Initiation à la vie pour mes 19 ans Convertir en PDF Version imprimable Suggérer par mail

 
Petite histoire. Je vais avoir 19 ans. Nous sommes à Toulon, rue du Chevalier Paul. "Chicago" pour les initiés.
Avec des copains de l’Escoteur rapide « l’Alsacien », des missiliers, des électricien d’armes, des mécanos diésélistes, un cuisto, des engagés, des appelés, nous allons fêter mon anniversaire.
L’année d’avant, dans un bordel de la rade, on avait jeté sa gourme avec l’aide d’une pute au grand cœur, du genre, « chérie tu me paies une petite flûte ? » qui, la gentille dame, assise dans l’ombre d’un des nombreux bars du port militaire, alors que le soleil écrase de sa lumineuse chaleur toute la ville, une main occupée à manger son sandwich et de l’autre experte mais attentionnée sur une protubérance mal maîtrisée entre les jambes pantoises du mataf découvrant la vie…. Mais à 19 ans, dans la grande initiation de la vie, il fallait savoir déjà se renouveler.

La gageure, puisque nous sommes dans le sud de la France, c’est d’être capable de boire le Pastis... Sans eau.
Pourquoi sans eau ? Et bien à vrais dire, des décennies plus tard, je ne saurais toujours pas l’expliquer. Etait-ce l’imaginaire puéril qui décidait ainsi que ce devait être l’autre étape de la vie pour être un « homme » ? Peu importe, car ce qu’il y a de certain, c’est que des experts se trouvaient dans le groupe et emmenèrent les autres vers cette expérience d’assoiffé sans soif. Dont moi.

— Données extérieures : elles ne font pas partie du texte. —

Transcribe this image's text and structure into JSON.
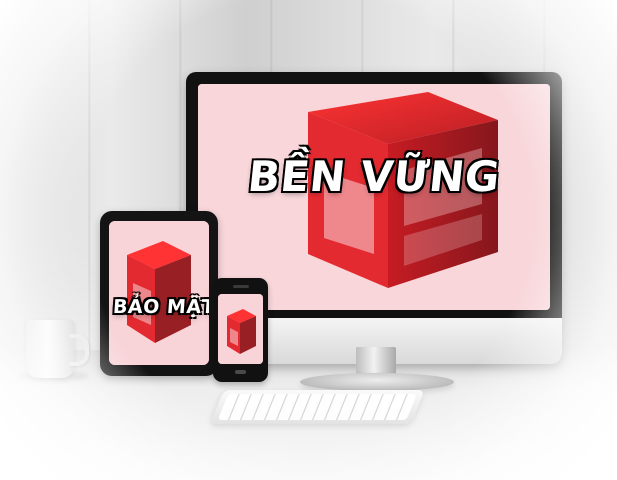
{
  "scene": {
    "monitor": {
      "label": "BỀN VỮNG"
    },
    "tablet": {
      "label": "BẢO MẬT"
    }
  },
  "icons": {
    "logo": "25-logo-icon"
  },
  "colors": {
    "screen_bg": "#f8d6da",
    "logo_red": "#e11b22",
    "logo_dark": "#8f1015",
    "text_white": "#ffffff",
    "text_outline": "#000000"
  }
}
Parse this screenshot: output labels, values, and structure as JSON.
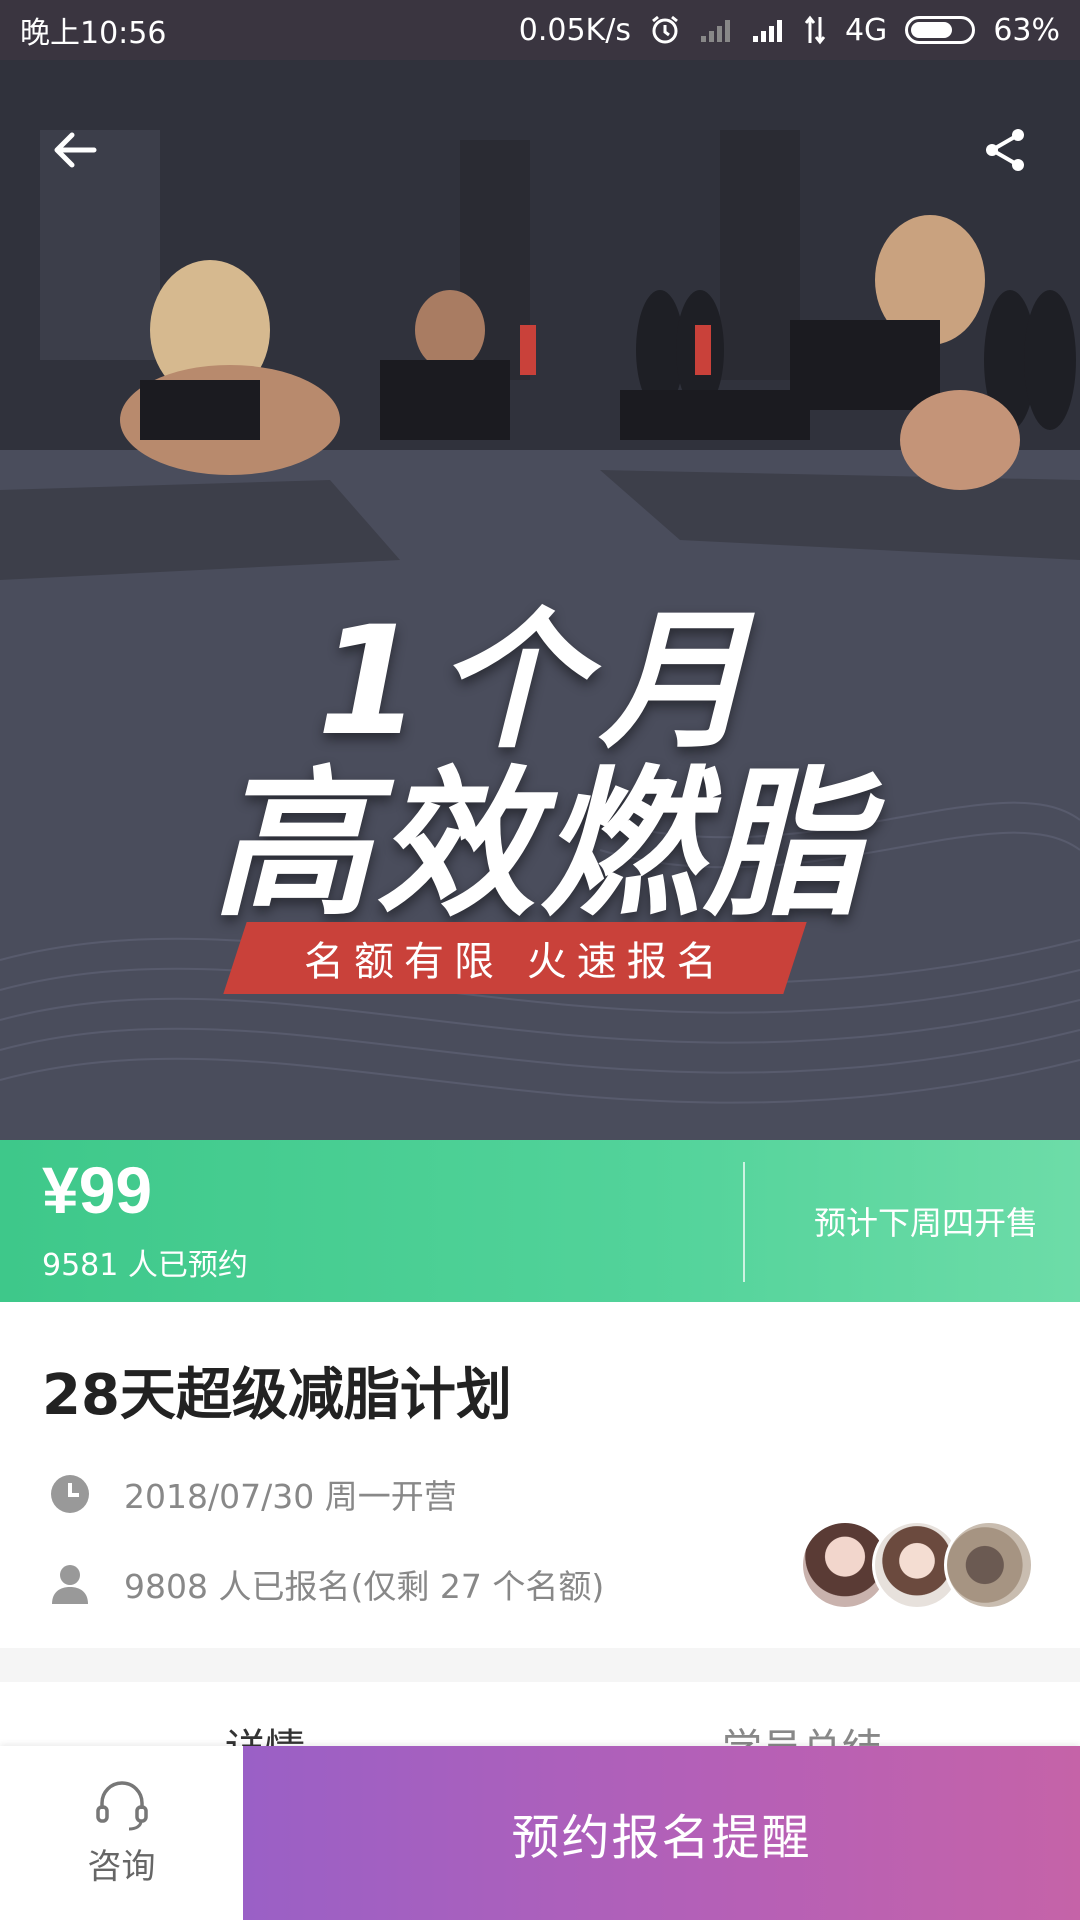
{
  "status_bar": {
    "time": "晚上10:56",
    "net_speed": "0.05K/s",
    "network": "4G",
    "battery": "63%",
    "icons": [
      "alarm-icon",
      "signal-icon",
      "data-arrows-icon",
      "battery-icon"
    ]
  },
  "hero": {
    "line1": "1个月",
    "line2": "高效燃脂",
    "banner": "名额有限  火速报名",
    "back_icon": "arrow-left-icon",
    "share_icon": "share-icon"
  },
  "price_bar": {
    "price": "¥99",
    "reserved": "9581 人已预约",
    "sale_note": "预计下周四开售"
  },
  "course": {
    "title": "28天超级减脂计划",
    "date": "2018/07/30 周一开营",
    "enrolled": "9808 人已报名(仅剩 27 个名额)"
  },
  "tabs": [
    {
      "label": "详情"
    },
    {
      "label": "学员总结"
    }
  ],
  "bottom_bar": {
    "consult_label": "咨询",
    "reserve_label": "预约报名提醒"
  },
  "colors": {
    "status_bar": "#3a3540",
    "price_green": "#3ec88a",
    "banner_red": "#c9413a",
    "button_purple": "#9a60c6",
    "button_pink": "#c563a8"
  }
}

Je tins le coup magistralement à boire ce Pastis sans eau. Nous n’avions pas encore dîné non plus. Mais je ne sais plus pourquoi, une violente soif s’est manifestée. Il me fallait m’abreuver. Mes copains m’interdire l’accès à l’eau, il faut le faire tout de même ! Prétextant un danger éminent si j’étanchais ma soif après tous ces Pastis ingurgités. Têtu, sans tenir compte des recommandations des plus experts d’entre nous j’ai bu une grande quantité d’eau fraîche et le malheur m’est tombé sur la tête...
La réaction fut violente, du mélange de la boisson anisée et de l’eau dans l’estomac tout l’alcool se trouva libéré dans l’organisme. J’ai vomi tout ce que je pouvais, des heures durant au-dessus d’un bidet à me vider, la tête dans une tempête monstrueuse à perdre le nord, ballotté dans des nausées infernales, ceci durant toute la nuit ….. Je ne me souviens plus de ce qui se passa ensuite, hormis un horrible mal de tête des jours durant.

Je peux vous assurer qu’aujourd’hui encore, à la moindre odeur du Pastis ou d’une boisson anisé, le souvenir de mes 19 ans refait surface.

Si d’aventure, je dois trinquer parce que je suis invité à un apéritif et qu’il n’y a que du Pastis ou du Ricard, même si je prends le soin de noyer dans un grand verre d’eau une dose de liqueur jaune, dans la minute qui suit, un mal de tête infernal me rappelle au bon souvenir de cette mémorable expérience.